Обратно Мари возвращалась последним речным катером. Стеклянный и пустой, он нес ее, покачиваясь, по черной Неве мимо Петропавловской крепости, мимо равелинов и кронверков, мимо свай, мостов и парков. Милиционер дремал в углу каюты.
За мостом Свободы в небо поднялся, дымясь и тускнея, широкий луч прожектора. Он опустился и осветил на берегу белое каменное здание, простое и величественное.
Милиционер открыл глаза.
– Начинается подготовка, – сказал он Мари. – Освещают лучшие здания.
– Какая подготовка? – спросила Мари.
Ей было холодно. Она побледнела от речной сырости.
– К празднику, – сказал милиционер. – В честь нашего города. Нету на свете красивее города, чем наш Ленинград. Я здесь живу с малых лет, а каждый день смотрю не насмотрюсь. Стоишь ночью на посту и не знаешь иной раз, снится ли тебе все это, или на самом деле. Подойдешь к дому, посмотришь – горит фонарь с номером; тогда успокоишься: значит, не снится.
Мари застенчиво улыбнулась.
– Я в гребной школе учусь, – сказал милиционер. – Выезжаю на аутригере в море. Выплывешь вечером – города не видно, он в тумане. Одни фонари блестят на воде. Даже на берег возвращаться неохота.

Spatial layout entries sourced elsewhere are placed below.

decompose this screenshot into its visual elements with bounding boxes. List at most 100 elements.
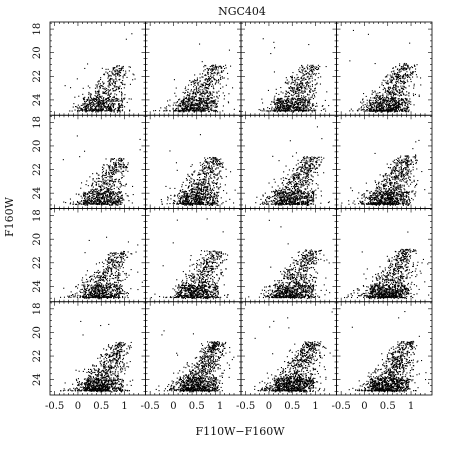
star-point [295,90,297,92]
star-point [280,108,282,110]
star-point [310,69,312,71]
star-point [102,92,104,94]
star-point [392,99,394,101]
star-point [387,83,389,85]
star-point [198,103,200,105]
star-point [93,198,95,200]
star-point [202,181,204,183]
star-point [100,197,102,199]
star-point [211,83,213,85]
star-point [391,79,393,81]
star-point [117,86,119,88]
star-point [196,104,198,106]
star-point [300,86,302,88]
star-point [84,110,86,112]
star-point [188,101,190,103]
star-point [91,102,93,104]
star-point [357,109,359,111]
star-point [389,107,391,109]
star-point [389,104,391,106]
star-point [375,95,377,97]
star-point [213,185,215,187]
star-point [108,100,110,102]
star-point [390,79,392,81]
star-point [113,109,115,111]
star-point [205,182,207,184]
star-point [387,101,389,103]
star-point [192,204,194,206]
star-point [85,202,87,204]
star-point [194,110,196,112]
star-point [204,186,206,188]
star-point [183,103,185,105]
star-point [403,85,405,87]
star-point [395,103,397,105]
star-point [308,94,310,96]
star-point [120,171,122,173]
star-point [285,93,287,95]
star-point [404,108,406,110]
star-point [97,105,99,107]
star-point [385,99,387,101]
star-point [200,193,202,195]
star-point [395,89,397,91]
star-point [92,197,94,199]
star-point [313,69,315,71]
star-point [88,197,90,199]
star-point [202,199,204,201]
star-point [290,90,292,92]
star-point [176,203,178,205]
star-point [110,161,112,163]
star-point [207,72,209,74]
star-point [100,78,102,80]
star-point [95,184,97,186]
star-point [93,193,95,195]
star-point [369,102,371,104]
star-point [90,94,92,96]
star-point [279,103,281,105]
star-point [172,104,174,106]
star-point [187,173,189,175]
star-point [396,90,398,92]
star-point [373,107,375,109]
star-point [117,193,119,195]
star-point [407,81,409,83]
star-point [295,81,297,83]
star-point [412,73,414,75]
star-point [399,91,401,93]
star-point [196,79,198,81]
star-point [167,199,169,201]
star-point [78,194,80,196]
star-point [214,173,216,175]
star-point [193,194,195,196]
star-point [111,108,113,110]
star-point [118,187,120,189]
star-point [92,179,94,181]
star-point [88,196,90,198]
star-point [187,106,189,108]
star-point [210,195,212,197]
star-point [113,158,115,160]
star-point [313,108,315,110]
star-point [279,107,281,109]
star-point [383,100,385,102]
star-point [183,191,185,193]
star-point [196,99,198,101]
star-point [115,164,117,166]
star-point [204,106,206,108]
star-point [211,193,213,195]
star-point [405,102,407,104]
star-point [95,201,97,203]
star-point [211,191,213,193]
star-point [313,73,315,75]
star-point [212,202,214,204]
star-point [311,84,313,86]
star-point [382,79,384,81]
star-point [408,95,410,97]
star-point [414,65,416,67]
star-point [112,100,114,102]
star-point [110,172,112,174]
star-point [349,60,351,62]
star-point [100,105,102,107]
star-point [400,79,402,81]
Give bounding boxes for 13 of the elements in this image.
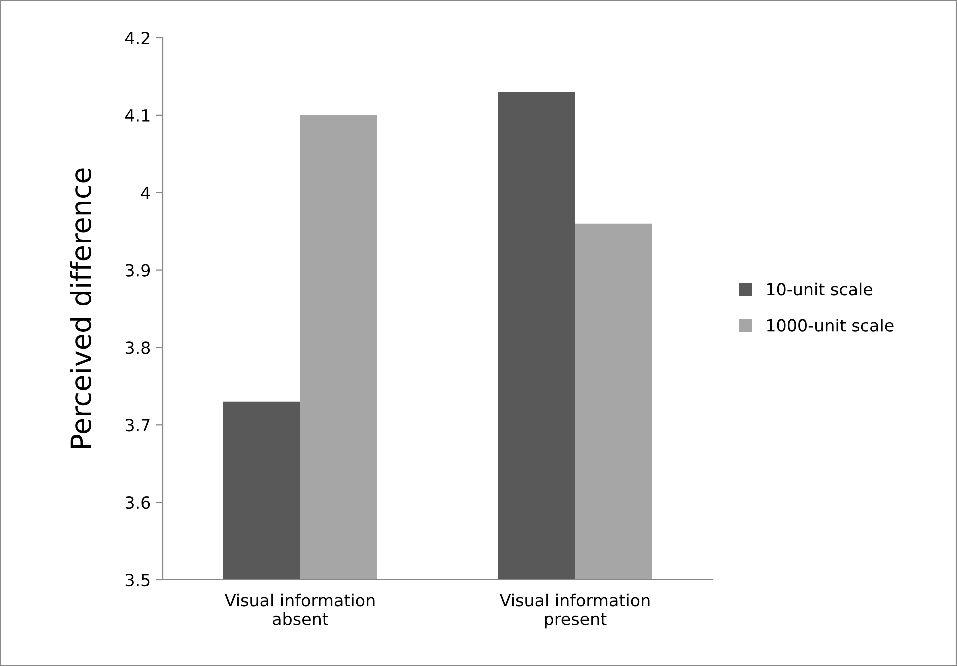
y-tick-label: 3.7 bbox=[126, 419, 150, 432]
legend-label: 1000-unit scale bbox=[767, 319, 894, 332]
y-tick-label: 3.9 bbox=[126, 264, 150, 277]
y-tick-label: 4.1 bbox=[126, 110, 150, 122]
y-tick-label: 3.8 bbox=[126, 342, 150, 354]
y-tick-label: 3.5 bbox=[126, 574, 150, 587]
y-tick-label: 4.2 bbox=[126, 32, 150, 44]
x-tick-label: Visual information present bbox=[500, 594, 650, 629]
y-tick-label: 3.6 bbox=[126, 496, 150, 510]
legend-label: 10-unit scale bbox=[767, 282, 873, 296]
y-axis-title: Perceived difference bbox=[70, 168, 92, 448]
x-tick-label: Visual information absent bbox=[225, 594, 375, 626]
y-tick-label: 4 bbox=[141, 187, 150, 200]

– А вы где стоите в городе? – спросила Мари.
– Вы, видать, не русская: разговор у вас не наш.
– Я шведка.
– А-а-а… – сказал милиционер. – Значит, тоже любуетесь. Я стою у Зимней канавки, в том месте, где Лиза утопилась.
На пристани у реки Крестовки Мари сошла. Милиционер сошел вместе с нею и проводил ее до дому.
– Я не боюсь, зачем! – смущенно говорила Мари. – Вы работали, устали.
– Да вы не беспокойтесь, – уверял ее милиционер.